What is the molar solubility of Fe(OH)3(s) in a solution that is buffered at pH 2.75? The Ksp of Fe(OH)3 is 6.3 × 10-38.
3.543x10^-4
very little
To determine the molar solubility of Fe(OH)3 in a solution buffered at pH 2.75, we need to consider the pH and the given solubility product constant (Ksp) value.
Here's how to approach the problem:
1. pH and solubility: The solubility of Fe(OH)3 is affected by pH because it acts as an amphiprotic substance, meaning it can behave as both an acid and a base. At low pH, it tends to dissolve more readily due to the acidic conditions.

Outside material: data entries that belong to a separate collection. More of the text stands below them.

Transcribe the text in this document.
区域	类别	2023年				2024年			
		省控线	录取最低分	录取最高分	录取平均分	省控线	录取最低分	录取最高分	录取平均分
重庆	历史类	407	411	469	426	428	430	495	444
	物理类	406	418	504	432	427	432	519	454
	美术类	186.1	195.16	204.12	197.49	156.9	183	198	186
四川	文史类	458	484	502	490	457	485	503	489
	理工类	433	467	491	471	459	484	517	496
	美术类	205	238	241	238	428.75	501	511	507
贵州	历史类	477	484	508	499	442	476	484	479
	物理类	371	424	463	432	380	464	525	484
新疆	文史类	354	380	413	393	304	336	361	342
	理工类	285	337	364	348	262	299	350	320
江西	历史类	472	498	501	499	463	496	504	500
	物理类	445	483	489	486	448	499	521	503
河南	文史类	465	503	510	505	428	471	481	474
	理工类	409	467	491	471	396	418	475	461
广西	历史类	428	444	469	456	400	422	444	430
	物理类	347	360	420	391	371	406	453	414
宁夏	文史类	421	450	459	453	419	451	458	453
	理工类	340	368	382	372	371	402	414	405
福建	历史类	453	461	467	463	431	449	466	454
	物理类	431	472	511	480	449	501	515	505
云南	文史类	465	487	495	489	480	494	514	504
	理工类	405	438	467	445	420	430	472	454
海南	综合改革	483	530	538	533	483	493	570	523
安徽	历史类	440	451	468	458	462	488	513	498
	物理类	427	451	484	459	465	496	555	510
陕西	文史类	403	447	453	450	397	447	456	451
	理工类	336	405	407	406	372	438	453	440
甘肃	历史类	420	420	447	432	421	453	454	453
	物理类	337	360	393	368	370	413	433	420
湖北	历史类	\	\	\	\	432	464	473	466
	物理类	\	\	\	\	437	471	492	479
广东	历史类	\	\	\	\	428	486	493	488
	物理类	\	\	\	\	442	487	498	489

2. Balanced Equation: Write the balanced equation for the dissolution of Fe(OH)3 in water:
Fe(OH)3(s) ⇌ Fe3+(aq) + 3OH-(aq)
3. Ksp Expression: The solubility product constant (Ksp) expression for Fe(OH)3 is:
Ksp = [Fe3+][OH-]^3
4. Relationship between pH and [H+] or [OH-]: At pH 2.75, you can calculate the concentration of hydroxide ions ([OH-]) using the equation:
pOH = 14 - pH
[OH-] = 10^(-pOH)
5. Substitute into Ksp expression: Substitute the concentration of OH- from step 4 into the Ksp expression from step 3. Let's denote the molar solubility of Fe(OH)3 as 's':
Ksp = (s)(10^(-pOH))^3
6. Solve for s: Rearrange the equation from step 5 to solve for the molar solubility 's':
s = (Ksp / (10^(-pOH))^3)^0.333
7. Calculate s: Plug in the given Ksp value (6.3 × 10^(-38)) and the pH value (2.75) into the equation from step 6 to calculate the molar solubility.
By following these steps, you should be able to determine the molar solubility of Fe(OH)3 in the buffered solution at pH 2.75.